Peter was writing to Christians who had been physically scattered away from their homeland by persecution (1 Peter 1:1-2). Living and working in towns and villages where pagan worship was a communal activity, and not participating, would stigmatise the followers of Jesus. The easiest thing would be for them to 'settle down' and become like everybody else around. But they are called to be holy (1 Peter 1:15-16). That challenge is the background to the call in this verse - to reverently fear the Lord (Psalm 2:11). To fear Him is more than awe; it is to live knowing His eye is upon us – hating the prospect of displeasing Him and hungry for His reward for those who obey (Psalm 34:9).
This verse is an instruction to Christians everywhere about how to see themselves. We are not migrants acclimatising to a new culture: we are aliens, foreigners and travellers with Creator God as our Father, Jesus as our Saviour and the Holy Spirit as our counsellor. This world is not 'home' for the Christian; we are only temporary residents here. But we have a heavenly 'passport' when, through faith in Jesus, we become children of God and citizens of heaven (John 1:12). And so, our time on earth is temporary, but it is an important preparation for our eternity with Christ.

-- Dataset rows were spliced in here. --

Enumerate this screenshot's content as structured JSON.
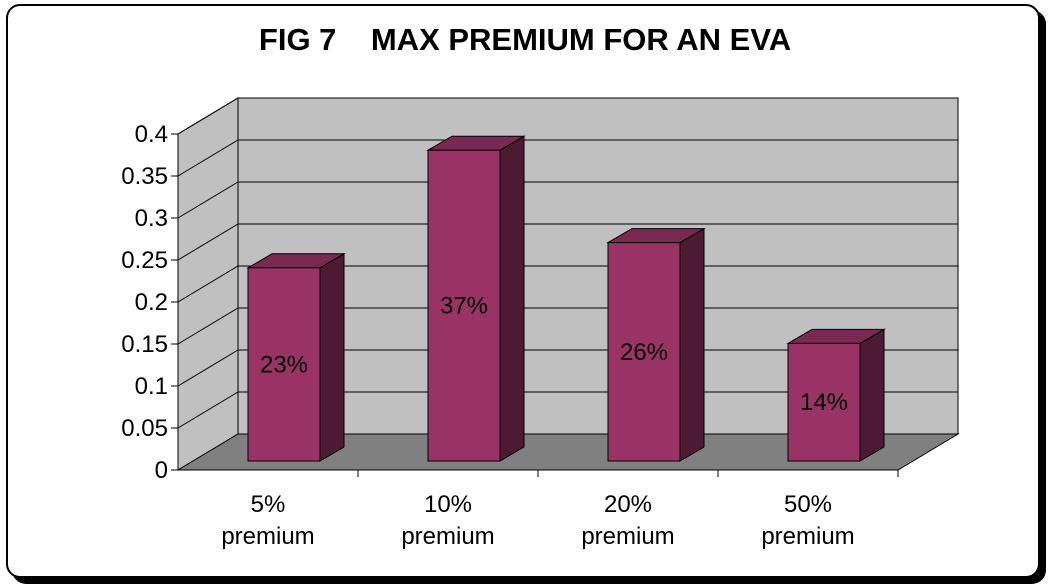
{
  "chart_data": {
    "type": "bar",
    "title": "FIG 7    MAX PREMIUM FOR AN EVA",
    "categories": [
      [
        "5%",
        "premium"
      ],
      [
        "10%",
        "premium"
      ],
      [
        "20%",
        "premium"
      ],
      [
        "50%",
        "premium"
      ]
    ],
    "values": [
      0.23,
      0.37,
      0.26,
      0.14
    ],
    "data_labels": [
      "23%",
      "37%",
      "26%",
      "14%"
    ],
    "y_ticks": [
      "0",
      "0.05",
      "0.1",
      "0.15",
      "0.2",
      "0.25",
      "0.3",
      "0.35",
      "0.4"
    ],
    "ylim": [
      0,
      0.4
    ],
    "grid": true,
    "style": "3d-column",
    "colors": {
      "bar_front": "#993366",
      "bar_side": "#4d1a33",
      "bar_top": "#7a2952",
      "wall": "#c0c0c0",
      "floor": "#808080"
    }
  }
}
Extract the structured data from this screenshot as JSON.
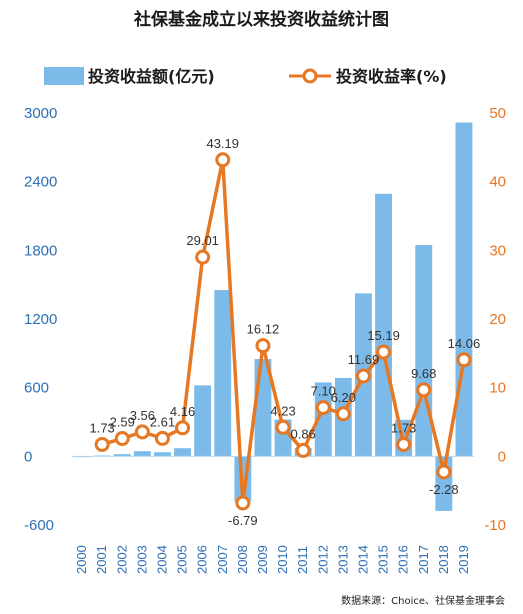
{
  "chart_data": {
    "type": "bar",
    "title": "社保基金成立以来投资收益统计图",
    "categories": [
      "2000",
      "2001",
      "2002",
      "2003",
      "2004",
      "2005",
      "2006",
      "2007",
      "2008",
      "2009",
      "2010",
      "2011",
      "2012",
      "2013",
      "2014",
      "2015",
      "2016",
      "2017",
      "2018",
      "2019"
    ],
    "series": [
      {
        "name": "投资收益额(亿元)",
        "type": "bar",
        "axis": "left",
        "color": "#7cbbe9",
        "values": [
          0,
          7,
          19,
          45,
          36,
          71,
          620,
          1453,
          -393,
          850,
          321,
          73,
          646,
          685,
          1424,
          2294,
          319,
          1846,
          -477,
          2917
        ]
      },
      {
        "name": "投资收益率(%)",
        "type": "line",
        "axis": "right",
        "color": "#e87722",
        "values": [
          null,
          1.73,
          2.59,
          3.56,
          2.61,
          4.16,
          29.01,
          43.19,
          -6.79,
          16.12,
          4.23,
          0.86,
          7.1,
          6.2,
          11.69,
          15.19,
          1.73,
          9.68,
          -2.28,
          14.06
        ],
        "labels": [
          "",
          "1.73",
          "2.59",
          "3.56",
          "2.61",
          "4.16",
          "29.01",
          "43.19",
          "-6.79",
          "16.12",
          "4.23",
          "0.86",
          "7.10",
          "6.20",
          "11.69",
          "15.19",
          "1.73",
          "9.68",
          "-2.28",
          "14.06"
        ]
      }
    ],
    "y_left": {
      "ylim": [
        -600,
        3000
      ],
      "ticks": [
        "3000",
        "2400",
        "1800",
        "1200",
        "600",
        "0",
        "-600"
      ],
      "tick_values": [
        3000,
        2400,
        1800,
        1200,
        600,
        0,
        -600
      ]
    },
    "y_right": {
      "ylim": [
        -10,
        50
      ],
      "ticks": [
        "50",
        "40",
        "30",
        "20",
        "10",
        "0",
        "-10"
      ],
      "tick_values": [
        50,
        40,
        30,
        20,
        10,
        0,
        -10
      ]
    },
    "legend": {
      "placement": "top",
      "bar_label": "投资收益额(亿元)",
      "line_label": "投资收益率(%)"
    },
    "grid": false,
    "source": "数据来源：Choice、社保基金理事会"
  },
  "colors": {
    "bar": "#7cbbe9",
    "line": "#e87722",
    "left_axis_text": "#2e6fb5",
    "right_axis_text": "#e87722"
  }
}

Our work on earth is not permanent either. Even the largest business empire will mean nothing when Jesus returns. That is not to say that our work, or ministry, is unimportant; but God will judge how much we did it as a way of serving Him, rather than ourselves. Those who invest their energies in earthly things will get earth's reward (Matthew 6:2): those who invest their life in heaven's kingdom, will receive Christ's reward (Colossians 3:24). To be 'at home' with a sinful world is to alienate ourselves from heaven; but true Christians must hold lightly onto this world (with its riches, power and pleasures) because they know that their citizenship is in heaven (Philippians 3:20-21).